Cinq à dix entreprises congolaises spécialisées dans le cacao, le café, le piment, le soja ou le sésame s’apprêtent à franchir une étape décisive : accéder au vaste marché chinois sans droits de douane. Cette avancée est le fruit d’un accord-cadre signé récemment à Pékin, ouvrant la voie à une coopération renforcée entre la République démocratique du Congo (RDC) et la province chinoise du Hunan.
Le ministre du Commerce extérieur, Julien Paluku Kahongya, a accueilli à Kinshasa le vice-gouverneur du Hunan, Cao Zhigiang, accompagné d’une délégation de dirigeants d’entreprises chinoises. Cette rencontre a abouti à la création d’une commission mixte RDC-Chine chargée d’identifier les secteurs porteurs, les acteurs clés et les ressources nécessaires pour concrétiser cette collaboration.

La province du Hunan, région natale de Mao Zedong, joue un rôle central dans les échanges sino-africains. En 2024, ses échanges commerciaux avec l’Afrique ont atteint 47,3 milliards de yuans, soit environ 6,5 milliards de dollars, enregistrant une hausse de 8,4 % par rapport à l’année précédente. Le Grand Marché de Gaoqiao, situé à Changsha, s’est imposé comme un centre névralgique pour la distribution de produits africains, notamment le cacao et le café.
Dans cette dynamique, la RDC participera à la 4e Exposition économique et commerciale Chine-Afrique, prévue du 12 au 15 juin à Changsha.
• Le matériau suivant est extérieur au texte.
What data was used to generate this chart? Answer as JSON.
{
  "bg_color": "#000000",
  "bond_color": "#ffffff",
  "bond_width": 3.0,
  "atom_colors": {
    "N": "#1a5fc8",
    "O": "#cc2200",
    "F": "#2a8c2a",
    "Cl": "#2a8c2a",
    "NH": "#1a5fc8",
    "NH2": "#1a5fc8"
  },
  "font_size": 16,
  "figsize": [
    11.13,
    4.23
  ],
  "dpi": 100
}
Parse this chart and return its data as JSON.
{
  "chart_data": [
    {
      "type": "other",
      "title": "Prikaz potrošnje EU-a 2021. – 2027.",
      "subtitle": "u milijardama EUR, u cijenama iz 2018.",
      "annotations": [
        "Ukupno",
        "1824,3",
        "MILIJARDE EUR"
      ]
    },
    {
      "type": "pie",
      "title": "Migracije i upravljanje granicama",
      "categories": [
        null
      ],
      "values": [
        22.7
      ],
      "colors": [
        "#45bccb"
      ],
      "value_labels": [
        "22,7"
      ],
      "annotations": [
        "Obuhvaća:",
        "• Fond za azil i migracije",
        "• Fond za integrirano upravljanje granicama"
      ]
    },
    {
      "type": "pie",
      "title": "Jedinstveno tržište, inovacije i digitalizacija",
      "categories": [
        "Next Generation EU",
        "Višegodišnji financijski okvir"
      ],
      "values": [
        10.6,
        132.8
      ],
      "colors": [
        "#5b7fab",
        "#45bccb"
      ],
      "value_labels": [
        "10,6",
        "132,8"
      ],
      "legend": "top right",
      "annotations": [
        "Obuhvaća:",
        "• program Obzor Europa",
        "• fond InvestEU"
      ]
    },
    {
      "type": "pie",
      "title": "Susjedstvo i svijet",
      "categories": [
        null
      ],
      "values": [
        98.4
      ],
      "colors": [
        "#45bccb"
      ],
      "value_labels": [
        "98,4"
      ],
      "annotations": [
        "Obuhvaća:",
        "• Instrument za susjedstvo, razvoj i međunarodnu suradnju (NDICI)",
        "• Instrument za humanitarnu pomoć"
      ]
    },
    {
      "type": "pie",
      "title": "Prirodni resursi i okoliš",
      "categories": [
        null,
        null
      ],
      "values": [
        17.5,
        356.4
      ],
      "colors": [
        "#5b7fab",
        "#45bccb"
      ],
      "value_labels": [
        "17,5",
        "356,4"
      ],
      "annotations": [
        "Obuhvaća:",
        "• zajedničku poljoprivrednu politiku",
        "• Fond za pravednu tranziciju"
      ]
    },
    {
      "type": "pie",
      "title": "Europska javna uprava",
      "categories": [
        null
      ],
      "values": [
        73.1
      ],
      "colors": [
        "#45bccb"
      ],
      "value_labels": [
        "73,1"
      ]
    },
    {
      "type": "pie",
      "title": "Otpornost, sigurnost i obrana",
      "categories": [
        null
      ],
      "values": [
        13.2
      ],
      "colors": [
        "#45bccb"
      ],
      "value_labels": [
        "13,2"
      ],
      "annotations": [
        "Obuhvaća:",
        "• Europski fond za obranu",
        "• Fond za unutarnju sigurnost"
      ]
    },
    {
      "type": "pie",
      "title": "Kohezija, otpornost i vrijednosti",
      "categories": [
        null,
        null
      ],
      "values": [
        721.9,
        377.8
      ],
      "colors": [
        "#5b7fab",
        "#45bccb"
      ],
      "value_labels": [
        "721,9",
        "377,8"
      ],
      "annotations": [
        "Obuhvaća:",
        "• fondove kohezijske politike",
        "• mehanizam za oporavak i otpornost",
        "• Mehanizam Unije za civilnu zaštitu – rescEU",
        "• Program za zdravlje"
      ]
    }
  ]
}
Des espaces y seront réservés aux entreprises congolaises, offrant une opportunité de présenter leurs produits à un public international.
Parallèlement, la RDC envisage de moderniser ses infrastructures de certification, avec la construction de laboratoires ultramodernes pour garantir la qualité des produits destinés à l’exportation. Cette initiative vise à répondre aux exigences du marché chinois et à renforcer la compétitivité des produits congolais sur la scène internationale.